Vollausstattung zum Voll-Preis
Dass die Käufer dieses Rechners ein solches Angebot annehmen werden, ist allerdings unwahrscheinlich. Schließlich muss man für einen Rechner aus der von uns getesteten "XX"-Baureihe rund 4000 Euro anlegen. Unser Testgerät haben wir etwas bescheidener ausgestattet, so dass wir auf einen Endpreis von knapp unter 3800 Euro kommen.

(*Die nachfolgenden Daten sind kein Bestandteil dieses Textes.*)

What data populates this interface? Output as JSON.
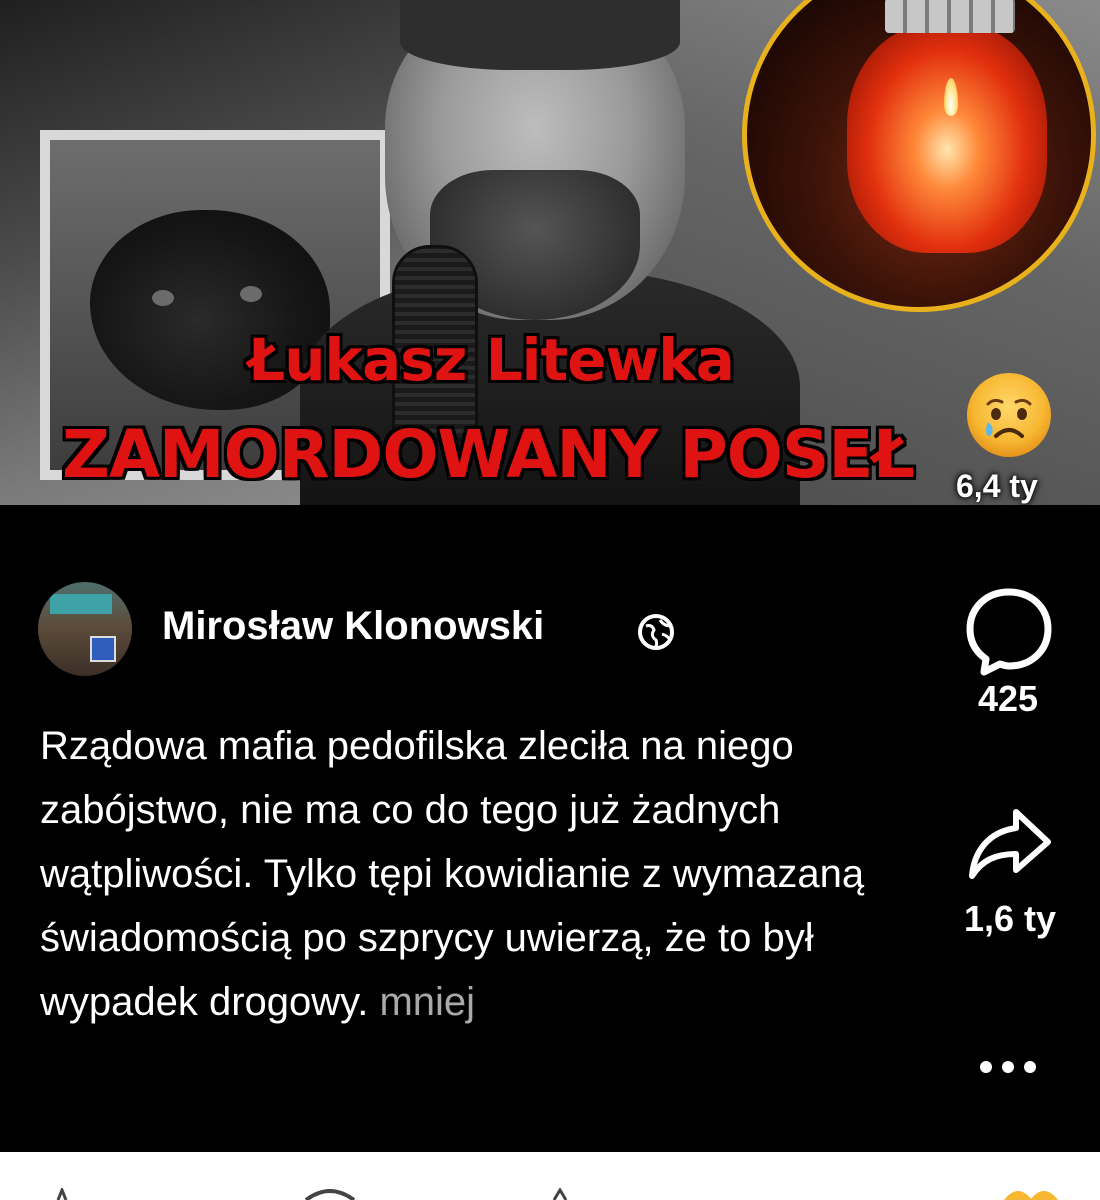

Das ist reichlich Holz, aber dafür wird auch einiges geboten. So dient als Herz des Rechners einer der schnellsten aktuellen Vierkern-Prozessoren, Intels Core 2 Extreme QX6800 mit 2,93 Gigahertz Taktfrequenz. Der Arbeitsspeicher ist mit zwei Gigabyte ausreichend bemessen. Als Massenspeicher dienen zwei zu einem schnellen Verbund (Raid) zusammen geschaltete 500 Gigabyte-Festplatten. Eine dritte Platte mit 250 Gigabyte wurde zusätzlich eingebaut.
Grafikleistung ohne Ende
Für Gamer besonders wichtig: die Grafikkarte. Und die ist im Commodore ebenfalls als Doppelpack enthalten. Zwei Modelle mit Nvidias Oberklasse-Chipsatz 8800GTX schaufeln die Pixel gemeinsam auf Monitore nahezu beliebiger Größe. Selbst riesige 30-Zoll-Modelle mit einer Auflösung von 2560 x 1600 Bildpunkte können spielend angesteuert werden. Speicherplatzprobleme dürften dabei kaum auftreten, schließlich bieten allein die Grafikkarten 1,5 Gigabyte Raum für Daten.

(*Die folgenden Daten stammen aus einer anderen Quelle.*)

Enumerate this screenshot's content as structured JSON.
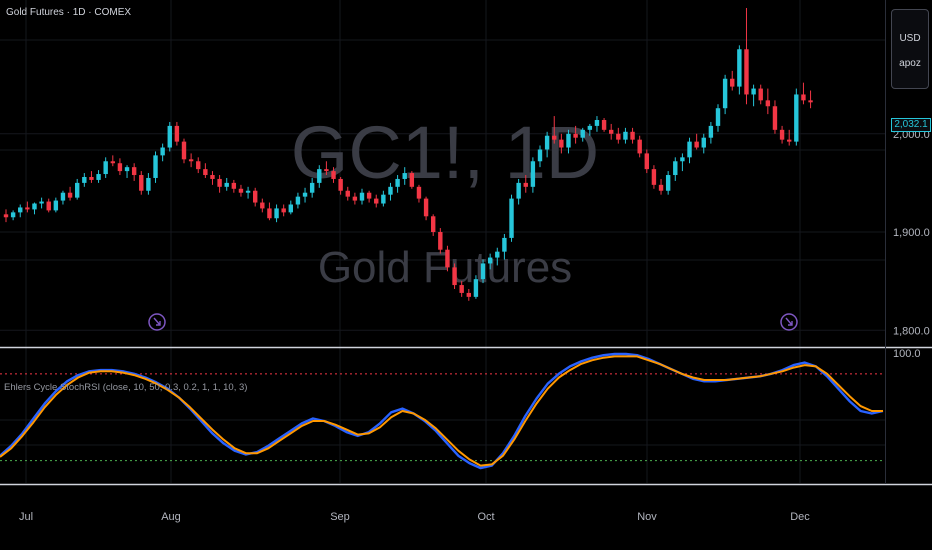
{
  "header": {
    "symbol_title": "Gold Futures · 1D · COMEX"
  },
  "watermark": {
    "ticker": "GC1!, 1D",
    "name": "Gold Futures"
  },
  "price_scale": {
    "currency": "USD",
    "unit": "apoz",
    "last_price": "2,032.1"
  },
  "indicator": {
    "label": "Ehlers Cycle StochRSI (close, 10, 50, 0.3, 0.2, 1, 1, 10, 3)"
  },
  "colors": {
    "up": "#26c6da",
    "down": "#f23645",
    "k_line": "#2962ff",
    "d_line": "#ff9800",
    "upper_band": "#f23645",
    "lower_band": "#4caf50",
    "event_icon": "#7e57c2"
  },
  "chart_data": [
    {
      "type": "candlestick",
      "title": "",
      "x_ticks": [
        "Jul",
        "Aug",
        "Sep",
        "Oct",
        "Nov",
        "Dec"
      ],
      "y_ticks": [
        "2,000.0",
        "1,900.0",
        "1,800.0"
      ],
      "y_tick_values": [
        2000,
        1900,
        1800
      ],
      "ylim": [
        1785,
        2128
      ],
      "grid": true,
      "series": [
        {
          "name": "",
          "ohlc": [
            [
              1918,
              1923,
              1910,
              1915
            ],
            [
              1915,
              1922,
              1912,
              1920
            ],
            [
              1920,
              1928,
              1915,
              1925
            ],
            [
              1925,
              1931,
              1920,
              1923
            ],
            [
              1923,
              1930,
              1918,
              1929
            ],
            [
              1929,
              1935,
              1924,
              1931
            ],
            [
              1931,
              1934,
              1920,
              1922
            ],
            [
              1922,
              1935,
              1920,
              1932
            ],
            [
              1932,
              1942,
              1928,
              1940
            ],
            [
              1940,
              1946,
              1932,
              1935
            ],
            [
              1935,
              1954,
              1933,
              1950
            ],
            [
              1950,
              1960,
              1946,
              1956
            ],
            [
              1956,
              1962,
              1950,
              1953
            ],
            [
              1953,
              1963,
              1950,
              1959
            ],
            [
              1959,
              1976,
              1955,
              1972
            ],
            [
              1972,
              1978,
              1967,
              1970
            ],
            [
              1970,
              1975,
              1958,
              1962
            ],
            [
              1962,
              1968,
              1955,
              1966
            ],
            [
              1966,
              1970,
              1952,
              1958
            ],
            [
              1958,
              1962,
              1938,
              1942
            ],
            [
              1942,
              1960,
              1938,
              1955
            ],
            [
              1955,
              1982,
              1950,
              1978
            ],
            [
              1978,
              1990,
              1972,
              1986
            ],
            [
              1986,
              2012,
              1982,
              2008
            ],
            [
              2008,
              2012,
              1988,
              1992
            ],
            [
              1992,
              1995,
              1970,
              1974
            ],
            [
              1974,
              1980,
              1966,
              1972
            ],
            [
              1972,
              1976,
              1960,
              1964
            ],
            [
              1964,
              1970,
              1955,
              1958
            ],
            [
              1958,
              1962,
              1948,
              1954
            ],
            [
              1954,
              1958,
              1940,
              1946
            ],
            [
              1946,
              1955,
              1942,
              1950
            ],
            [
              1950,
              1953,
              1940,
              1944
            ],
            [
              1944,
              1948,
              1936,
              1940
            ],
            [
              1940,
              1946,
              1934,
              1942
            ],
            [
              1942,
              1945,
              1926,
              1930
            ],
            [
              1930,
              1934,
              1920,
              1924
            ],
            [
              1924,
              1930,
              1912,
              1914
            ],
            [
              1914,
              1928,
              1910,
              1924
            ],
            [
              1924,
              1928,
              1916,
              1920
            ],
            [
              1920,
              1932,
              1918,
              1928
            ],
            [
              1928,
              1940,
              1924,
              1936
            ],
            [
              1936,
              1945,
              1930,
              1940
            ],
            [
              1940,
              1955,
              1935,
              1950
            ],
            [
              1950,
              1968,
              1945,
              1964
            ],
            [
              1964,
              1972,
              1958,
              1962
            ],
            [
              1962,
              1966,
              1950,
              1954
            ],
            [
              1954,
              1956,
              1938,
              1942
            ],
            [
              1942,
              1946,
              1932,
              1936
            ],
            [
              1936,
              1940,
              1928,
              1932
            ],
            [
              1932,
              1944,
              1928,
              1940
            ],
            [
              1940,
              1942,
              1930,
              1934
            ],
            [
              1934,
              1938,
              1925,
              1929
            ],
            [
              1929,
              1942,
              1926,
              1938
            ],
            [
              1938,
              1950,
              1932,
              1946
            ],
            [
              1946,
              1958,
              1940,
              1954
            ],
            [
              1954,
              1966,
              1948,
              1960
            ],
            [
              1960,
              1962,
              1944,
              1946
            ],
            [
              1946,
              1948,
              1930,
              1934
            ],
            [
              1934,
              1936,
              1912,
              1916
            ],
            [
              1916,
              1918,
              1896,
              1900
            ],
            [
              1900,
              1904,
              1878,
              1882
            ],
            [
              1882,
              1886,
              1860,
              1864
            ],
            [
              1864,
              1868,
              1842,
              1846
            ],
            [
              1846,
              1850,
              1834,
              1838
            ],
            [
              1838,
              1842,
              1830,
              1834
            ],
            [
              1834,
              1856,
              1832,
              1852
            ],
            [
              1852,
              1872,
              1848,
              1868
            ],
            [
              1868,
              1878,
              1862,
              1874
            ],
            [
              1874,
              1884,
              1866,
              1880
            ],
            [
              1880,
              1898,
              1872,
              1894
            ],
            [
              1894,
              1938,
              1890,
              1934
            ],
            [
              1934,
              1954,
              1928,
              1950
            ],
            [
              1950,
              1958,
              1940,
              1946
            ],
            [
              1946,
              1976,
              1940,
              1972
            ],
            [
              1972,
              1988,
              1966,
              1984
            ],
            [
              1984,
              2002,
              1976,
              1998
            ],
            [
              1998,
              2018,
              1990,
              1994
            ],
            [
              1994,
              2000,
              1980,
              1986
            ],
            [
              1986,
              2004,
              1980,
              2000
            ],
            [
              2000,
              2008,
              1990,
              1996
            ],
            [
              1996,
              2006,
              1992,
              2004
            ],
            [
              2004,
              2010,
              1998,
              2008
            ],
            [
              2008,
              2018,
              2002,
              2014
            ],
            [
              2014,
              2016,
              2002,
              2004
            ],
            [
              2004,
              2010,
              1994,
              2000
            ],
            [
              2000,
              2006,
              1990,
              1994
            ],
            [
              1994,
              2006,
              1990,
              2002
            ],
            [
              2002,
              2006,
              1990,
              1994
            ],
            [
              1994,
              1998,
              1976,
              1980
            ],
            [
              1980,
              1984,
              1960,
              1964
            ],
            [
              1964,
              1968,
              1944,
              1948
            ],
            [
              1948,
              1954,
              1938,
              1942
            ],
            [
              1942,
              1962,
              1938,
              1958
            ],
            [
              1958,
              1976,
              1952,
              1972
            ],
            [
              1972,
              1980,
              1962,
              1976
            ],
            [
              1976,
              1996,
              1970,
              1992
            ],
            [
              1992,
              2000,
              1984,
              1986
            ],
            [
              1986,
              2000,
              1980,
              1996
            ],
            [
              1996,
              2012,
              1990,
              2008
            ],
            [
              2008,
              2030,
              2002,
              2026
            ],
            [
              2026,
              2060,
              2020,
              2056
            ],
            [
              2056,
              2064,
              2044,
              2048
            ],
            [
              2048,
              2090,
              2040,
              2086
            ],
            [
              2086,
              2128,
              2030,
              2040
            ],
            [
              2040,
              2050,
              2028,
              2046
            ],
            [
              2046,
              2050,
              2030,
              2034
            ],
            [
              2034,
              2046,
              2020,
              2028
            ],
            [
              2028,
              2034,
              2000,
              2004
            ],
            [
              2004,
              2008,
              1990,
              1994
            ],
            [
              1994,
              2004,
              1988,
              1992
            ],
            [
              1992,
              2046,
              1988,
              2040
            ],
            [
              2040,
              2052,
              2030,
              2034
            ],
            [
              2034,
              2044,
              2026,
              2032
            ]
          ]
        }
      ],
      "event_markers": [
        {
          "month": "Aug",
          "icon": "arrow-circle-icon"
        },
        {
          "month": "Dec",
          "icon": "arrow-circle-icon"
        }
      ]
    },
    {
      "type": "line",
      "title": "Ehlers Cycle StochRSI (close, 10, 50, 0.3, 0.2, 1, 1, 10, 3)",
      "y_ticks": [
        "100.0"
      ],
      "y_tick_values": [
        100
      ],
      "ylim": [
        -8,
        100
      ],
      "bands": {
        "upper": 80,
        "lower": 10
      },
      "series": [
        {
          "name": "",
          "color": "#2962ff",
          "values": [
            14,
            22,
            32,
            44,
            56,
            66,
            74,
            79,
            82,
            83,
            83,
            82,
            80,
            77,
            73,
            68,
            61,
            52,
            42,
            32,
            24,
            18,
            15,
            17,
            22,
            28,
            34,
            40,
            44,
            42,
            38,
            33,
            30,
            33,
            40,
            49,
            52,
            48,
            42,
            34,
            24,
            14,
            8,
            4,
            6,
            16,
            30,
            46,
            60,
            72,
            80,
            86,
            90,
            93,
            95,
            96,
            96,
            95,
            92,
            88,
            84,
            80,
            76,
            74,
            74,
            75,
            76,
            77,
            78,
            80,
            83,
            87,
            89,
            86,
            78,
            68,
            58,
            50,
            48,
            50
          ]
        },
        {
          "name": "",
          "color": "#ff9800",
          "values": [
            13,
            20,
            30,
            41,
            53,
            63,
            71,
            77,
            81,
            82,
            82,
            81,
            79,
            76,
            72,
            67,
            61,
            53,
            44,
            35,
            27,
            20,
            16,
            16,
            20,
            26,
            32,
            38,
            42,
            42,
            39,
            35,
            31,
            32,
            37,
            45,
            50,
            48,
            43,
            36,
            27,
            18,
            11,
            6,
            7,
            14,
            27,
            42,
            56,
            68,
            77,
            83,
            88,
            91,
            93,
            94,
            94,
            94,
            91,
            88,
            84,
            80,
            77,
            75,
            75,
            75,
            76,
            77,
            78,
            80,
            82,
            85,
            87,
            86,
            80,
            71,
            62,
            54,
            50,
            50
          ]
        }
      ]
    }
  ]
}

Benchmark-Programme, welche die Leistung von Computern nach standardisierten Methoden messen, bestätigen, dass diese Kombination für reichlich Schwung sorgt. Besonders beeindruckend verlief der "3DMark 06", ein Test der die Grafikleistung eines PCs anhand realistischer Spielsituationen überprüft. Dessen Messergebnisse ordneten den Commodore-PC eindeutig in der Oberklasse aktueller Gaming-Computer ein.
Herumhängende Kabel
Bis es so weit war, dass die Benchmark-Programme überhaupt auf dem Rechner liefen, verging einige Zeit. Die ersten zaghaften Versuche, den Commodore zum Laufen zu bringen, quittierte jener nur mit einem sauren Aufjaulen der Lüfter, auf dem Bildschirm erschien lediglich eine Fehlermeldung, die auf ein fehlendes Startmedium hinwies.

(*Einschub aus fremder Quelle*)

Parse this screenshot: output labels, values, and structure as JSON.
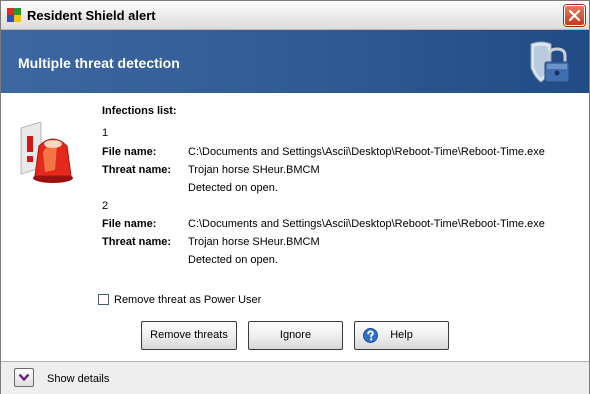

Bei der Untersuchung des dicht gedrängten, mit Hardware vollgepackten Innenraums zeigte sich, dass der Stecker einer der Festplatten lose im Gehäuse hin- und herschwang. Ob dieser Defekt bereits ab Werk bestand oder erst durch den Transport ausgelöst wurde, war nicht zu klären. Klar ist jedoch, dass alle Steckverbindungen so stabil sein sollten, dass sie den Transport per Paketversender schadlos überstehen sollten.
Blockierte Lüfter
Als nächstes war das Betriebssystem zu installieren. Die vom Hersteller gelieferte und handbeschriftete Wiederherstellungs-DVD macht zwar nicht den professionellsten Eindruck, funktioniert aber problemlos. Ein Microsoft-Aufkleber auf dem Gehäuse versichert, dass es sich bei dem aufgespielten Windows Vista Ultimate um ein Original handelt. Lästig war jedoch die zweite gelieferte DVD, welche Treiberprogramme und Software-Updates enthielt.
Hier musste jedes Programmpaket einzeln installiert werden. Bei allein weit mehr als 20 Windows-Updates lässt man davon lieber die Finger, besorgt sich fehlende Treiber aus dem Web und wartet, bis die Windows-Update-Funktion das Betriebssystem auf den neuesten Stand gebracht hat.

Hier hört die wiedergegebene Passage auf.